Putin oder Chronik einer perfekten Inszenierung… ?von Susanne Schattenberg„Nun ist mir alles klar geworden“, zitierte am Dienstag, den 10. März, der Nachrichtenmoderator des russischen staatlichen Ersten Fernsehens, Kirill Klemjonow, nicht ohne spöttischen Unterton die populäre russische Schnulze „Gespräch mit dem Glück“. Tatsächlich hatte das Rätselraten bei der Zweiten Lesung in der Staatsduma ein Ende, zu welchem Zweck Russlands Präsident Wladimir Putin am 15. Januar, für alle vollkommen unerwartet, eine Verfassungsreform angekündigt hatte.
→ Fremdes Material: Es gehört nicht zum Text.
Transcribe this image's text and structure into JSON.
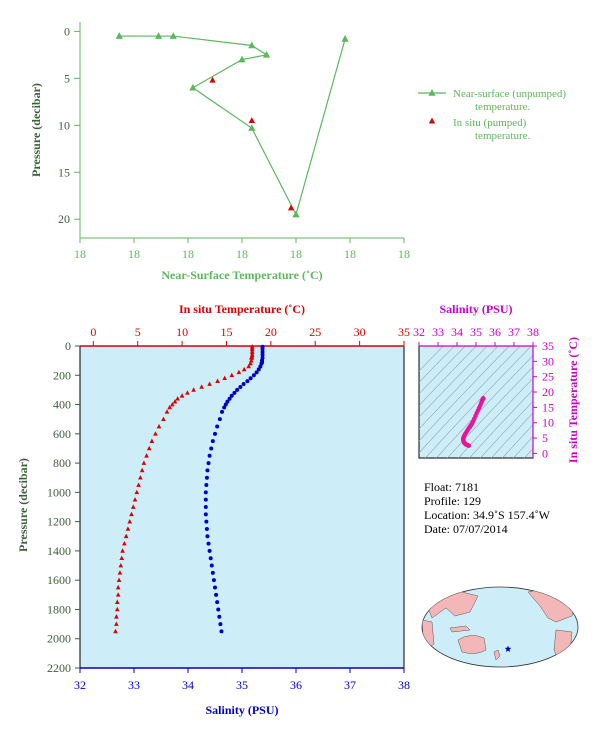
{
  "chart_data": [
    {
      "id": "near_surface",
      "type": "line",
      "xlabel": "Near-Surface Temperature (˚C)",
      "ylabel": "Pressure (decibar)",
      "xticks": [
        "18",
        "18",
        "18",
        "18",
        "18",
        "18",
        "18"
      ],
      "yticks": [
        "0",
        "5",
        "10",
        "15",
        "20"
      ],
      "xlim": [
        17.64,
        18.3
      ],
      "ylim": [
        22,
        -1
      ],
      "series": [
        {
          "name": "Near-surface (unpumped) temperature.",
          "marker": "triangle",
          "color": "#5cb85c",
          "x": [
            17.72,
            17.8,
            17.83,
            17.99,
            18.02,
            17.97,
            17.87,
            17.99,
            18.08,
            18.18
          ],
          "y": [
            0.5,
            0.5,
            0.5,
            1.5,
            2.5,
            3.0,
            6.0,
            10.3,
            19.5,
            0.8
          ]
        },
        {
          "name": "In situ (pumped) temperature.",
          "marker": "triangle",
          "color": "#dd0000",
          "x": [
            17.91,
            17.99,
            18.07
          ],
          "y": [
            5.2,
            9.5,
            18.8
          ]
        }
      ]
    },
    {
      "id": "profile",
      "type": "scatter",
      "title": "In situ Temperature (˚C)",
      "xlabel": "Salinity (PSU)",
      "ylabel": "Pressure (decibar)",
      "temp_ticks": [
        "0",
        "5",
        "10",
        "15",
        "20",
        "25",
        "30",
        "35"
      ],
      "sal_ticks": [
        "32",
        "33",
        "34",
        "35",
        "36",
        "37",
        "38"
      ],
      "pressure_ticks": [
        "0",
        "200",
        "400",
        "600",
        "800",
        "1000",
        "1200",
        "1400",
        "1600",
        "1800",
        "2000",
        "2200"
      ],
      "temp_lim": [
        -1.5,
        35
      ],
      "sal_lim": [
        32,
        38
      ],
      "pressure_lim": [
        0,
        2200
      ],
      "pressure": [
        5,
        20,
        40,
        60,
        80,
        100,
        120,
        140,
        160,
        180,
        200,
        220,
        240,
        260,
        280,
        300,
        320,
        340,
        360,
        380,
        400,
        420,
        450,
        500,
        550,
        600,
        650,
        700,
        750,
        800,
        850,
        900,
        950,
        1000,
        1050,
        1100,
        1150,
        1200,
        1250,
        1300,
        1350,
        1400,
        1450,
        1500,
        1550,
        1600,
        1650,
        1700,
        1750,
        1800,
        1850,
        1900,
        1950
      ],
      "temperature": [
        17.9,
        17.9,
        17.9,
        17.9,
        17.8,
        17.8,
        17.7,
        17.5,
        17.0,
        16.4,
        15.6,
        14.8,
        14.0,
        13.1,
        12.2,
        11.3,
        10.6,
        10.0,
        9.5,
        9.2,
        8.9,
        8.6,
        8.3,
        7.9,
        7.4,
        7.0,
        6.6,
        6.3,
        6.0,
        5.7,
        5.5,
        5.3,
        5.1,
        4.9,
        4.7,
        4.5,
        4.3,
        4.1,
        3.9,
        3.7,
        3.5,
        3.3,
        3.2,
        3.1,
        3.0,
        2.9,
        2.8,
        2.8,
        2.7,
        2.7,
        2.6,
        2.6,
        2.5
      ],
      "salinity": [
        35.38,
        35.38,
        35.38,
        35.38,
        35.38,
        35.37,
        35.36,
        35.34,
        35.31,
        35.27,
        35.22,
        35.16,
        35.1,
        35.03,
        34.97,
        34.91,
        34.86,
        34.81,
        34.77,
        34.73,
        34.7,
        34.67,
        34.63,
        34.59,
        34.54,
        34.5,
        34.46,
        34.43,
        34.4,
        34.38,
        34.36,
        34.35,
        34.34,
        34.33,
        34.33,
        34.33,
        34.33,
        34.34,
        34.35,
        34.36,
        34.38,
        34.4,
        34.42,
        34.44,
        34.46,
        34.48,
        34.5,
        34.52,
        34.54,
        34.56,
        34.58,
        34.6,
        34.62
      ],
      "temp_color": "#dd0000",
      "sal_color": "#0000cc",
      "background": "#cdeef8"
    },
    {
      "id": "ts_diagram",
      "type": "scatter",
      "title": "Salinity (PSU)",
      "ylabel": "In situ Temperature (˚C)",
      "xticks": [
        "32",
        "33",
        "34",
        "35",
        "36",
        "37",
        "38"
      ],
      "yticks": [
        "0",
        "5",
        "10",
        "15",
        "20",
        "25",
        "30",
        "35"
      ],
      "xlim": [
        32,
        38
      ],
      "ylim": [
        -1.5,
        35
      ],
      "color": "#ee1199"
    }
  ],
  "float_info": {
    "float": "Float:  7181",
    "profile": "Profile:  129",
    "location": "Location:  34.9˚S  157.4˚W",
    "date": "Date:  07/07/2014"
  },
  "colors": {
    "green": "#5cb85c",
    "red": "#dd0000",
    "blue": "#0000cc",
    "magenta": "#cc00cc",
    "dark_green": "#3b5e3b",
    "land": "#f4b7b7",
    "ocean": "#cdeef8"
  }
}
Seitdem fragten sich alle – Expert*innen, die Bevölkerung, Journalist*innen, Russland und die ganze Welt – wozu? Die Katze aus dem Sack ließ niemand Geringeres als Valentina Tereschkowa, erste Frau im Weltall, Stolz der Sowjetunion, Aushängeschild des neuen Russlands, Mitglied in der vom Präsidenten eingerichteten Arbeitsgruppe zur Prüfung der eingehenden Vorschläge zur Änderung der Verfassung. Sie trat als letzte ans Rednerpult und formulierte: Das Volk „beschäftige und beunruhige“ die Frage, was nach dem Jahr 2024 sein werde, also nach Putins jetziger vierten und nach gültiger Rechtslage letzten Amtszeit. Tereschkowa fuhr fort, warum man denn dann nicht einfach die Beschränkung der Amtszeiten aufhebe beziehungsweise angesichts der Neudefinition des Präsidentenamts seine Amtszeiten wieder auf Null setzt, wenn das doch ohnehin alle für das Beste hielten.
„Obnulenie“
„Obnulenie“ - wörtlich: Aufnullsetzung ist also das Zauberwort der Stunde. Damit begann die perfekte Choreographie eines dramatischen Nachmittags in Moskau, denn sogleich schlug der Parlamentspräsident Wjatschelaw Wolodin vor, die Sitzung zu unterbrechen, um Putin zu unterrichten und dazu zu befragen. Man fragt sich, warum eigentlich? Warum erscheint es selbstverständlich, dass das Parlament, die gesetzgebende Instanz, erst artig dem Präsidenten vorlegt, was es da beschließen will? Doch diese Frage stellte am Dienstag niemand. Sie war im Drehbuch auch nicht vorgesehen. Man informierte Putin, der sofort medienwirksam herbeieilte und bekundete, er habe nichts gegen eine solche Änderung in der Verfassung, allerdings nur unter einer Bedingung: wenn das Volk dem zustimme. Und damit wurde wirklich alles klar: wozu sowohl die Reform als auch die am 22. April angekündigte Volksbefragung dient. Auch wenn gleich am nächsten Tag bestritten wurde, dass dies eine von langer Hand vorbereitete Inszenierung war, spricht alles dafür: Vor Tereschkowas Auftritt fehlte das Herzstück der Reform, gaben die bekanntgegebenen Mosaiksteine kein ganzes Bild, erschien auch die Volksabstimmung überflüssig, da das gesetzliche Verfahren genau drei Stufen vorsieht: Zweidrittelmehrheit der Duma, Zustimmung des Föderationsrates und von zwei Dritteln der Regionalparlamente. Putin löste am 10. März auch dieses Rätsel: die Verfassungsorgane stimmen über die Verfassung ab – und das Volk über Putin.